By: Elorm Nutakor
Lupe Fiasco’s latest release, Tetsuo & Youth, has been on my mind lately. Other than Joey Bada$$’ new album, B4.DA.$$, I haven’t listened to another album all week.
The production and instrumentation on the album is some of the best I’ve heard on any Lupe Fiasco album to date. It makes me feel as if I’ve gone through each and every season of the year (except for spring) in a matter of 80 minutes. This feeling is pretty appropriate seeing as Tetsuo is separated by 4 interludes named after the seasons, beginning with “Summer” and ending with “Spring,” the last interlude on the album which isn’t followed by any subsequent tracks. Personally, I’m not too depressed about not getting to experience spring because as much as I like warm weather, apparently my sinuses do not.
The summer section is filled with warm songs, bright instrumentation, soulful samples and some light drums. Fall is a bit colder but still bearable. Winter, however, does not let up, but by Spring a sense of optimism ensues that enables you to move on from the brutality you just experienced.
After going through multiple listens of the album I realized that it may take me a lifetime to fully comprehend what Lupe says lyrically.
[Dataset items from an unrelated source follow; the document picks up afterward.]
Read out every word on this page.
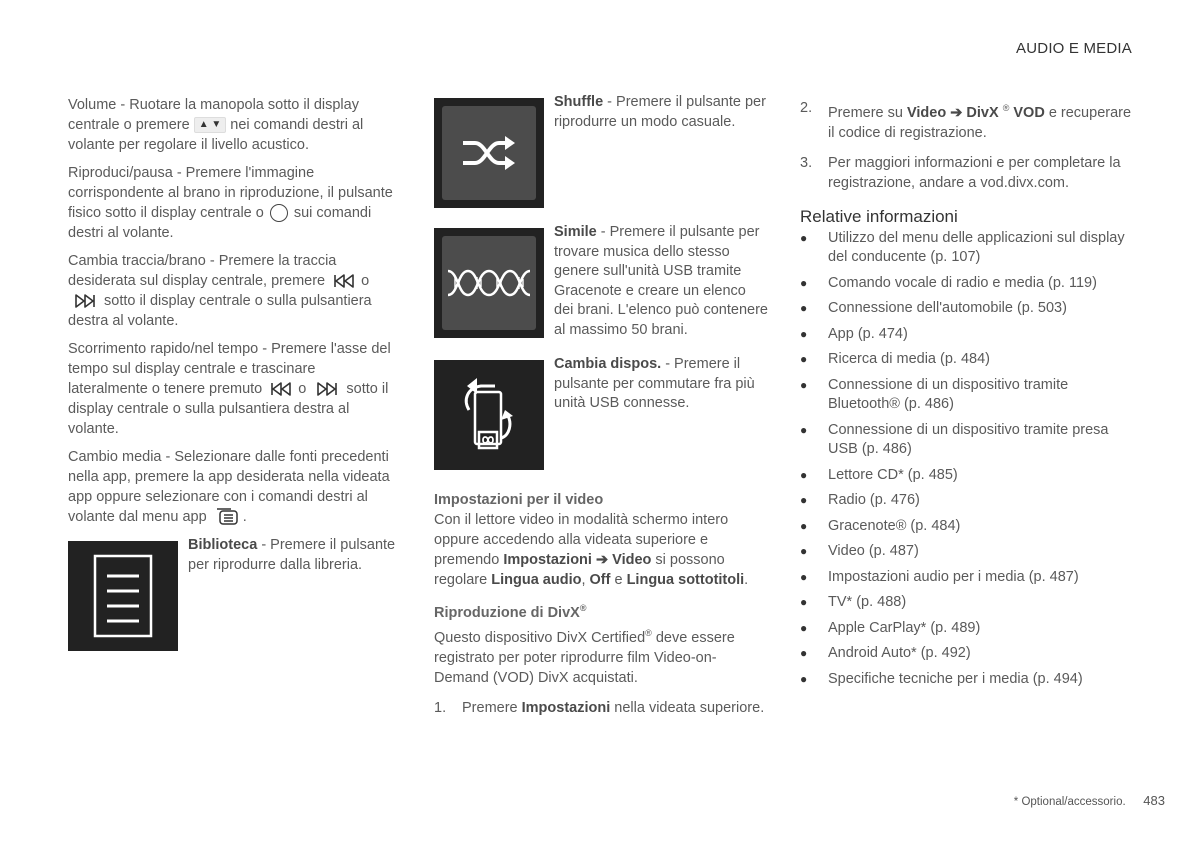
AUDIO E MEDIA

Volume - Ruotare la manopola sotto il display centrale o premere ▲ ▼ nei comandi destri al volante per regolare il livello acustico.

Riproduci/pausa - Premere l'immagine corrispondente al brano in riproduzione, il pulsante fisico sotto il display centrale o sui comandi destri al volante.

Cambia traccia/brano - Premere la traccia desiderata sul display centrale, premere o  sotto il display centrale o sulla pulsantiera destra al volante.

Scorrimento rapido/nel tempo - Premere l'asse del tempo sul display centrale e trascinare lateralmente o tenere premuto o	sotto il display centrale o sulla pulsantiera destra al volante.

Cambio media - Selezionare dalle fonti precedenti nella app, premere la app desiderata nella videata app oppure selezionare con i comandi destri al volante dal menu app .

Biblioteca - Premere il pulsante per riprodurre dalla libreria.
Shuffle - Premere il pulsante per riprodurre un modo casuale.
Simile - Premere il pulsante per trovare musica dello stesso genere sull'unità USB tramite Gracenote e creare un elenco dei brani. L'elenco può contenere al massimo 50 brani.
Cambia dispos. - Premere il pulsante per commutare fra più unità USB connesse.
Impostazioni per il video

Con il lettore video in modalità schermo intero oppure accedendo alla videata superiore e premendo Impostazioni ➔ Video si possono regolare Lingua audio, Off e Lingua sottotitoli.

Riproduzione di DivX®

Questo dispositivo DivX Certified® deve essere registrato per poter riprodurre film Video-on-Demand (VOD) DivX acquistati.

1.	Premere Impostazioni nella videata superiore.
2.	Premere su Video ➔ DivX ® VOD e recuperare il codice di registrazione.
3.	Per maggiori informazioni e per completare la registrazione, andare a vod.divx.com.
Relative informazioni
●	Utilizzo del menu delle applicazioni sul display del conducente (p. 107)
●	Comando vocale di radio e media (p. 119)
●	Connessione dell'automobile (p. 503)
●	App (p. 474)
●	Ricerca di media (p. 484)
●	Connessione di un dispositivo tramite Bluetooth® (p. 486)
●	Connessione di un dispositivo tramite presa USB (p. 486)
●	Lettore CD* (p. 485)
●	Radio (p. 476)
●	Gracenote® (p. 484)
●	Video (p. 487)
●	Impostazioni audio per i media (p. 487)
●	TV* (p. 488)
●	Apple CarPlay* (p. 489)
●	Android Auto* (p. 492)
●	Specifiche tecniche per i media (p. 494)
* Optional/accessorio. 483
The smartest man on earth probably couldn’t understand the lyrics in one listen (or two or three…). Tracing the lyrical aspect of the album is like walking into a class on the first day and realizing that your grade is screwed. Regardless, you work your ass off all semester trying to do well, but you know it just isn’t happening. Eventually finals come around and you have one last chance to save yourself, but that’s when the teacher drops everyone from the class with no penalty because he knows it’s hopeless; he’s actually known all along. But you feel incomplete not passing the class, so you take it again next semester, and the cycle continues.
This is what Tetsuo & Youth subjects me to every time I listen. The whole experience is like Spongebob’s plight to graduate boating school. I don’t even think my brain can function properly, but I just have to keep listening. It’s as if the “Spring” interlude has tricked me into thinking that my next listen will be the time I get it… or nah.